The technology of Lithium batteries is nowadays greatly developing, as they are an efficient mean of energy storage. Their main use is in electric and electronic devices. Moreover after 2010, these batteries are also used in the development of electric vehicles, an industrial sector which has a high growth rate. Since these technologies are advancing and the quantitative use of Lithium batteries in Europe is expected to increase, a flow of Lithium batteries waste will be generated that will need novel methods to be treated. Therefore, much research should be done focusing on the waste batteries, their collection and possibilities of reuse.

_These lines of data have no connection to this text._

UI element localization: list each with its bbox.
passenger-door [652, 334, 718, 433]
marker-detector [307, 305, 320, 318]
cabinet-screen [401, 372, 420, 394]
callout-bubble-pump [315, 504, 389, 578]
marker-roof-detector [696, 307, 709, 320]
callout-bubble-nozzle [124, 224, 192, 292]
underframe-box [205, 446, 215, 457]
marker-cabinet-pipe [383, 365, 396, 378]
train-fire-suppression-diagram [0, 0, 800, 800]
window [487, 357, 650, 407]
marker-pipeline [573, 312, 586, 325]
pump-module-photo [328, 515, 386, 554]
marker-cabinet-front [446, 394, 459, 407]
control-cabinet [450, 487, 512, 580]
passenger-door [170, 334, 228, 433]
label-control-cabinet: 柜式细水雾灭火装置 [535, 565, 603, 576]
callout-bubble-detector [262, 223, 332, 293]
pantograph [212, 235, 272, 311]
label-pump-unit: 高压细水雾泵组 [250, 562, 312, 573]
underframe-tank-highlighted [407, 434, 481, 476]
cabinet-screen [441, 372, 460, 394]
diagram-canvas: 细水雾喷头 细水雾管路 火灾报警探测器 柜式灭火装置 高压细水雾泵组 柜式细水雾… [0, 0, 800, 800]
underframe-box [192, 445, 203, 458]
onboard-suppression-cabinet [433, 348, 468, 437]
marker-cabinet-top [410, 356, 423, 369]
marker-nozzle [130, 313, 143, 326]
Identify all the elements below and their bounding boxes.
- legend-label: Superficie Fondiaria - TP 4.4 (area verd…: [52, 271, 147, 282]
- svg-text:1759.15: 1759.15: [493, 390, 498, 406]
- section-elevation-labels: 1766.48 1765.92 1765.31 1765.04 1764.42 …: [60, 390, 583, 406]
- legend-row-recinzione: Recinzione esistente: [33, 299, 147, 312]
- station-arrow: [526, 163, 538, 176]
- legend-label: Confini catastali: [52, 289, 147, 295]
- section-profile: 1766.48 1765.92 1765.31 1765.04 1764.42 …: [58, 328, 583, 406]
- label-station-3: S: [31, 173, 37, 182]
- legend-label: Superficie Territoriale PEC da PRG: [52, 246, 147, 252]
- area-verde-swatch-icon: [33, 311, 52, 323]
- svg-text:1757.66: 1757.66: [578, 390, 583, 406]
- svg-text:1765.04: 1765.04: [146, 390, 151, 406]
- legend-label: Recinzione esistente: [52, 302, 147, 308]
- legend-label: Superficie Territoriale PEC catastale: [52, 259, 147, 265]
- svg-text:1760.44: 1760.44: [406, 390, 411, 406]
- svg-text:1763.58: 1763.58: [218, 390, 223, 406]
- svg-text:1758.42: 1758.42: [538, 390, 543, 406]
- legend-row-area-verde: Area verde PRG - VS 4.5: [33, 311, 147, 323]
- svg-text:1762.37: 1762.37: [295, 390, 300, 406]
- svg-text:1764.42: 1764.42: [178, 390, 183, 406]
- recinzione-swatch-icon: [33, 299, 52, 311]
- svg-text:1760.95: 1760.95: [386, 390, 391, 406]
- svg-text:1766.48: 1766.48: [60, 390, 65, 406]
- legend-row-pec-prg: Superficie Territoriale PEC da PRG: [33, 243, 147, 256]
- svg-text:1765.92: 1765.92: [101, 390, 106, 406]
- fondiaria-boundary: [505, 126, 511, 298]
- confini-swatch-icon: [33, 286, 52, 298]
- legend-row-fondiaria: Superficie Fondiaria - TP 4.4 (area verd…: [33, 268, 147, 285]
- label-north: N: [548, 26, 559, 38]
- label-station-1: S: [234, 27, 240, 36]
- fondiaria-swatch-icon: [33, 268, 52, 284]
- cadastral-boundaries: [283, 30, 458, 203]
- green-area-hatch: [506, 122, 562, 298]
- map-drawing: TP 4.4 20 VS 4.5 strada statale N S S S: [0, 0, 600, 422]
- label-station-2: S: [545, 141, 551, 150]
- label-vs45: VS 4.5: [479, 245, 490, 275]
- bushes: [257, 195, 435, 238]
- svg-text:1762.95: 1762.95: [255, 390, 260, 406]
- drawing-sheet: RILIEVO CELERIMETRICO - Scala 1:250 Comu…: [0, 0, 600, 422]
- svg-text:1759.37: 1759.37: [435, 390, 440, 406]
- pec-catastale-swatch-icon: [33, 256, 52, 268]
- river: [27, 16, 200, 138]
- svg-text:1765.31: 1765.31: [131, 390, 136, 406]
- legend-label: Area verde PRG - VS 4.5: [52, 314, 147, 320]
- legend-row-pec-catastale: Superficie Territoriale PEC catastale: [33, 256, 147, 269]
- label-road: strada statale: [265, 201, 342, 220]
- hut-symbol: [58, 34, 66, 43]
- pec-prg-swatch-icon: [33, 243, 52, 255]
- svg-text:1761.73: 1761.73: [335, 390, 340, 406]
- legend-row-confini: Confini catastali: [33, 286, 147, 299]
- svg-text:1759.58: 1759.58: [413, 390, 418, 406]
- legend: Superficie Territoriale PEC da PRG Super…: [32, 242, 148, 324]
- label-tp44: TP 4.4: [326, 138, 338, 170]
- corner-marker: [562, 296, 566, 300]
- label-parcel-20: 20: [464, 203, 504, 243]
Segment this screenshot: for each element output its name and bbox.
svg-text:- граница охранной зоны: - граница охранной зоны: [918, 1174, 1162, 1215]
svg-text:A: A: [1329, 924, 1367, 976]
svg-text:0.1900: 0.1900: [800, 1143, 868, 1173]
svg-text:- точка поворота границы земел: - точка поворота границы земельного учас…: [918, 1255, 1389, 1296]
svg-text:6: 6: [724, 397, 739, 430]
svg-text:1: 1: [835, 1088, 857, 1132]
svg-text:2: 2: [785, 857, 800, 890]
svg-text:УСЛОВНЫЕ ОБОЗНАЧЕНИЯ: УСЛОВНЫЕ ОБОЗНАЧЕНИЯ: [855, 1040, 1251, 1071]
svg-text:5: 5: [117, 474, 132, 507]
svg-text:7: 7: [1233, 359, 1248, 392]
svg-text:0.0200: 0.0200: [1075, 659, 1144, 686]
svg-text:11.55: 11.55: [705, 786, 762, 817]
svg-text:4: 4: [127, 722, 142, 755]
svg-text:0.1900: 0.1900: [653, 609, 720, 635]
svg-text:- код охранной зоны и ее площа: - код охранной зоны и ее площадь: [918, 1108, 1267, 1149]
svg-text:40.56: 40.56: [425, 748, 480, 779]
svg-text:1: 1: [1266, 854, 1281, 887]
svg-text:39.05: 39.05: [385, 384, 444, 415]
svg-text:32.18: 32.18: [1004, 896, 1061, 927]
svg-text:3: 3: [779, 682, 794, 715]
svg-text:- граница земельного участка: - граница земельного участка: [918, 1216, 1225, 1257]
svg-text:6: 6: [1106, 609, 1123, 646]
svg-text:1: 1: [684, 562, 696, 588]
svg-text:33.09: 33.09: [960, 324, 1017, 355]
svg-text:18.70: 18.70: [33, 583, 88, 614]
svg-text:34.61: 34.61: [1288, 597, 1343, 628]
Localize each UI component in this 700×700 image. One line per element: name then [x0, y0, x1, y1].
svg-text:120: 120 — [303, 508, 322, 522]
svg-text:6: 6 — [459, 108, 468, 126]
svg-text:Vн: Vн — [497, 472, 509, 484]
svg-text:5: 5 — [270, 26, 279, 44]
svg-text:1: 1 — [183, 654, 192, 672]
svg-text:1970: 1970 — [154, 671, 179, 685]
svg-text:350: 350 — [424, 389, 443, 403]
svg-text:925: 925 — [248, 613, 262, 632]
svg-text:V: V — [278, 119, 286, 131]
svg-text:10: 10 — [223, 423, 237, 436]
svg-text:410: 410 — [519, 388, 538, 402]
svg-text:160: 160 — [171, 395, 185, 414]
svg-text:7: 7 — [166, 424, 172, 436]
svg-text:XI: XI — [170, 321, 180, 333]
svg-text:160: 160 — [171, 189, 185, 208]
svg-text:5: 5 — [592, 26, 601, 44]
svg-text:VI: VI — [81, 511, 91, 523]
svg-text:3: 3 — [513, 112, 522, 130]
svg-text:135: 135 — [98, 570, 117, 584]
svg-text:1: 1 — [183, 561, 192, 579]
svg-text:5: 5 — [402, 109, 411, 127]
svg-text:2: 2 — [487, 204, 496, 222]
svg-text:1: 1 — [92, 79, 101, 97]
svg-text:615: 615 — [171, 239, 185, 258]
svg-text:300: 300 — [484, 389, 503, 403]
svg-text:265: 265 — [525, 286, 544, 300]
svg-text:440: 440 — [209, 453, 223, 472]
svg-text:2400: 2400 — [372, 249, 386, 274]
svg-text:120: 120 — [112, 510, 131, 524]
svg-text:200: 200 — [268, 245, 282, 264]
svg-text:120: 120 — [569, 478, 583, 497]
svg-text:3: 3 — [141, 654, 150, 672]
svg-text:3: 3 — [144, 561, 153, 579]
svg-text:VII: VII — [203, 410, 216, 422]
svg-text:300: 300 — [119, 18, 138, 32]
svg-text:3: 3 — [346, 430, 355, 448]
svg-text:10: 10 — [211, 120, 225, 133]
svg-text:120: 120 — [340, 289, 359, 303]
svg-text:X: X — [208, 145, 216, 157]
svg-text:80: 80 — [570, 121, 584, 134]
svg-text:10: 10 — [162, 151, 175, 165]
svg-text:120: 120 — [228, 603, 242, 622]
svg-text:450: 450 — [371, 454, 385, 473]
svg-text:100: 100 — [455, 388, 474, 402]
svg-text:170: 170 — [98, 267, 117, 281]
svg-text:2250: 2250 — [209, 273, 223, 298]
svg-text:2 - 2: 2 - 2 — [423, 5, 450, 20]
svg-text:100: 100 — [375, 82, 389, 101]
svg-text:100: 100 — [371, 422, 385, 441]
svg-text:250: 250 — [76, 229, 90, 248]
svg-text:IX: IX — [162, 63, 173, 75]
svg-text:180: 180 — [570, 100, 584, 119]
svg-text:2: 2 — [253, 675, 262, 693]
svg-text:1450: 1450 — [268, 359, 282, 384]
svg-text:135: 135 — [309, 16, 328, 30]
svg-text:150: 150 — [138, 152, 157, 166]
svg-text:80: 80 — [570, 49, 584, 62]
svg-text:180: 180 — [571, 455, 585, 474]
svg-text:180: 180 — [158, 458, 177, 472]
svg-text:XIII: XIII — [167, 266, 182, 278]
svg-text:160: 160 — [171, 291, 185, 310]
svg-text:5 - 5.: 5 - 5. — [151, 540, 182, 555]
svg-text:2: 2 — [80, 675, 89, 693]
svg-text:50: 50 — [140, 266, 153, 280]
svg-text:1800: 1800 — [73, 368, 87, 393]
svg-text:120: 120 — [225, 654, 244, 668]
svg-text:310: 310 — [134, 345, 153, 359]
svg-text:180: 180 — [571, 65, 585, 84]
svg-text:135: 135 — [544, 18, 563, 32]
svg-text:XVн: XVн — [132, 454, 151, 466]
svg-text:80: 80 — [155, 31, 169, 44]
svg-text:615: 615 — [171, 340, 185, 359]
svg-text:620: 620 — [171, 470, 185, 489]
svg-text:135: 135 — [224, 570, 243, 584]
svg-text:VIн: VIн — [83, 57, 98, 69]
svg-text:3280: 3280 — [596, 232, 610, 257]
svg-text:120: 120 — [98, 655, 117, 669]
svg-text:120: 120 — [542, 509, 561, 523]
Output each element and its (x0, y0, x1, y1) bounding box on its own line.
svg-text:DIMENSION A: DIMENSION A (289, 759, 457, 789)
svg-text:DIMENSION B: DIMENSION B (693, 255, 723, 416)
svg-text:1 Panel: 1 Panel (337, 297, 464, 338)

Recent approaches in battery recycling are focusing on material separation and partially processed raw material re-use. But concerns about the great amounts of waste, the possible lack of the primary materials included in the batteries and also the possible soil and water contamination, is leading the scientists to find new methods of restoring, reusing and expanding the life cycle of Lithium batteries.
The objective of the present work is to review the current status and future prospects of lithium batteries use and treatment as waste. The increasing importance of Lithium as well as its present applications, the storage and reuse methods as well as its constraints as an energy storage material will be highlighted in the work.

Session: 38, Room: B, at Sat, 09/07/2019 - 10:00 to 10:15
Oral presentation in Electric and electronic waste

WEEE streams challenge the goals towards a circular economy, since WEEE contain valuable and scarce resources that could be prepared for a second life or recovered. In the framework of the project LIFE REWEEE (LIFE14 ENV/GR/000858), Hellenic Recycling Agency (HRA) aims to raise awareness among stakeholders and consumers on the preference for reuse rather than consumption and recycling. A set of specifications have been prepared, applicable to the collection, storage, sorting of WEEE and to all stages of the preparing for reuse process. The specifications aim to provide an integrated legal framework in Greece and simultaneously a standard procedure for managing WEEE in order to encourage the reuse of WEEE as promoted by the Directive 2012/19/EU and the MD 23615/651/Ε.103/2014. Moreover, a Guide describing prevention and management practices of WEEE addressed to citizens was prepared, which provides information to the citizens concerning ways of extending appliances’ life and alternative treatment ways of WEEE. Finally, Repair Events were organized for citizens who had the opportunity to repair their appliances without cost and to be introduced in an attractive way to the WEEE prevention culture. This paper presents the HRA’s actions to promote reuse as well as restrictions faced and further actions.